The American Gas Association is helping fund at least seven events honoring key legislators. "We want to raise the visibility of natural gas issues in a fun atmosphere," AGA spokeswoman Peggy Laramie recently told the Atlanta Journal Constitution. The AGA has budgeted $700,000 for parties at the two conventions. Among the bashes will be a "Honky-Tonk Salute" to Representative Joe Barton (R-Texas), chair of the crucial Committee on Energy and Commerce. His high profile bash is also being paid for by the Nuclear Energy Institute, the National Mining Association and the Edison Electric Institute, trade association for the electric power industry.

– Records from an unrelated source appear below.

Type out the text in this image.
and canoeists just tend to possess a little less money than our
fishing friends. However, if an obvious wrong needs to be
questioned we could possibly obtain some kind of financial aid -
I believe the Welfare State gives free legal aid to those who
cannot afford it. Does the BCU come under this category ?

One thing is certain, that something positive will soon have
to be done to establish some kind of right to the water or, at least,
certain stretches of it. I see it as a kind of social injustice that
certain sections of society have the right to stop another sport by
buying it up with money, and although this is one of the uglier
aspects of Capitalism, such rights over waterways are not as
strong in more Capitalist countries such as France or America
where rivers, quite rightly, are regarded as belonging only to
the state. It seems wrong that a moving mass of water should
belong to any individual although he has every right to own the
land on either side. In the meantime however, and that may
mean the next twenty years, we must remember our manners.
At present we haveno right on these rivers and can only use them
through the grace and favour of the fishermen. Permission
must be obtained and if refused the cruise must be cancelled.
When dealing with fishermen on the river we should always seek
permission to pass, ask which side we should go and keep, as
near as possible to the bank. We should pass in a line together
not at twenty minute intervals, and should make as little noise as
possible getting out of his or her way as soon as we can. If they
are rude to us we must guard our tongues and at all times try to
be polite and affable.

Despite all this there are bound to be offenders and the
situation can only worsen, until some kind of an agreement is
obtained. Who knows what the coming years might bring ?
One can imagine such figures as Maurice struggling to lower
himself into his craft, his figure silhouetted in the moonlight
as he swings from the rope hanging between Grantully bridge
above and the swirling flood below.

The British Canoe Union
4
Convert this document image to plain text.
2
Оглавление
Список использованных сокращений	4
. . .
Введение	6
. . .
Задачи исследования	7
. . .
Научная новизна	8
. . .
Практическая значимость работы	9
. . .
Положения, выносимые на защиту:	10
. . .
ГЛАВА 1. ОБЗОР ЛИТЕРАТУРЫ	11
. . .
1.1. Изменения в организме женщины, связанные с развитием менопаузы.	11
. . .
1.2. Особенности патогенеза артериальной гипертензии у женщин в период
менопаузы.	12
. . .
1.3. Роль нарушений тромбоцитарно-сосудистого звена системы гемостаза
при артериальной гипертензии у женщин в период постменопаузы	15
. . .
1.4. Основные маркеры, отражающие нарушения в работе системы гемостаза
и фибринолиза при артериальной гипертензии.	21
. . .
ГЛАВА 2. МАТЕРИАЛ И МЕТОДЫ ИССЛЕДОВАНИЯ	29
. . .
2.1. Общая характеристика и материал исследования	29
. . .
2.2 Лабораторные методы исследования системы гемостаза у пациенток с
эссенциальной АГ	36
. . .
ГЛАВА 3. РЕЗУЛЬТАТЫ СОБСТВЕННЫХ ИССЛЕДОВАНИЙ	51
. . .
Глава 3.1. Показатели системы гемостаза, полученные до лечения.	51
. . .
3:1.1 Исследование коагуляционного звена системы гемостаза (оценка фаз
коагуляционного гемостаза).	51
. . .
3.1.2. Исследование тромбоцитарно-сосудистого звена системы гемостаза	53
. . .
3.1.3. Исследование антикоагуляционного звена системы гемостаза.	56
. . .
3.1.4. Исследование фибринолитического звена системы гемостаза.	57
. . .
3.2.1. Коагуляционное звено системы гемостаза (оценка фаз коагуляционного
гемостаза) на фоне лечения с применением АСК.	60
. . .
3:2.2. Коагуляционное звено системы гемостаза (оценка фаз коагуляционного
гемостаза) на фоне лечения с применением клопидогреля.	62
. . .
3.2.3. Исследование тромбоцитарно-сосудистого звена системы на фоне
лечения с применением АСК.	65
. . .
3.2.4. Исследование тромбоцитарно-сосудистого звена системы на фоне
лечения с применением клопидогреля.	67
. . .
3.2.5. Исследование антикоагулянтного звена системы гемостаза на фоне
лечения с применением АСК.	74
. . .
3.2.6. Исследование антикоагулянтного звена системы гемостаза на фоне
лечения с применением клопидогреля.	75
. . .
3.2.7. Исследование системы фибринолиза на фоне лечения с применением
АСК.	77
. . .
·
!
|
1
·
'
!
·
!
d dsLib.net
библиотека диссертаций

"We're talking about vast sums of money, all of it spent with the goal of gaining access. Money paves the way for the lobbyists to come and do their work," says Steve Weiss, communications director of the Center for Responsive Politics. "The conventions are the last bastion of soft-money giving at the federal level." The Center filed a petition with the FEC protesting that the convention host committees were actually soft money conduits for the political parties, but despite the fact that their combined take will be over $250 million the FEC failed to act.
FEC Chair Bradley Smith, the nation's most important appointee charged with enforcing McCain/Feingold, has made no secret of his disdain for the legislation. Smith, who calls any limits on campaign contributions violations of First Amendment rights to free speech, even told the Wall Street Journal that "the most sensible reform is a simple one: repeal of the Federal Election Campaign Act."
Most advocates of reform say the single biggest obstacle to removing the special interest money from American democracy is, ironically, the FEC. The nation's most important watchdog against abuse of the political system, is an ally of special interests, beholden to the two main parties, and condemned to permanent deadlock on issues of importance because of structural problems.
Mark Glaze of the Campaign Legal Center sums up the current state of reform when he says, "The FEC may be the only agency that works exactly as congress intended it to, which is to say, not at all."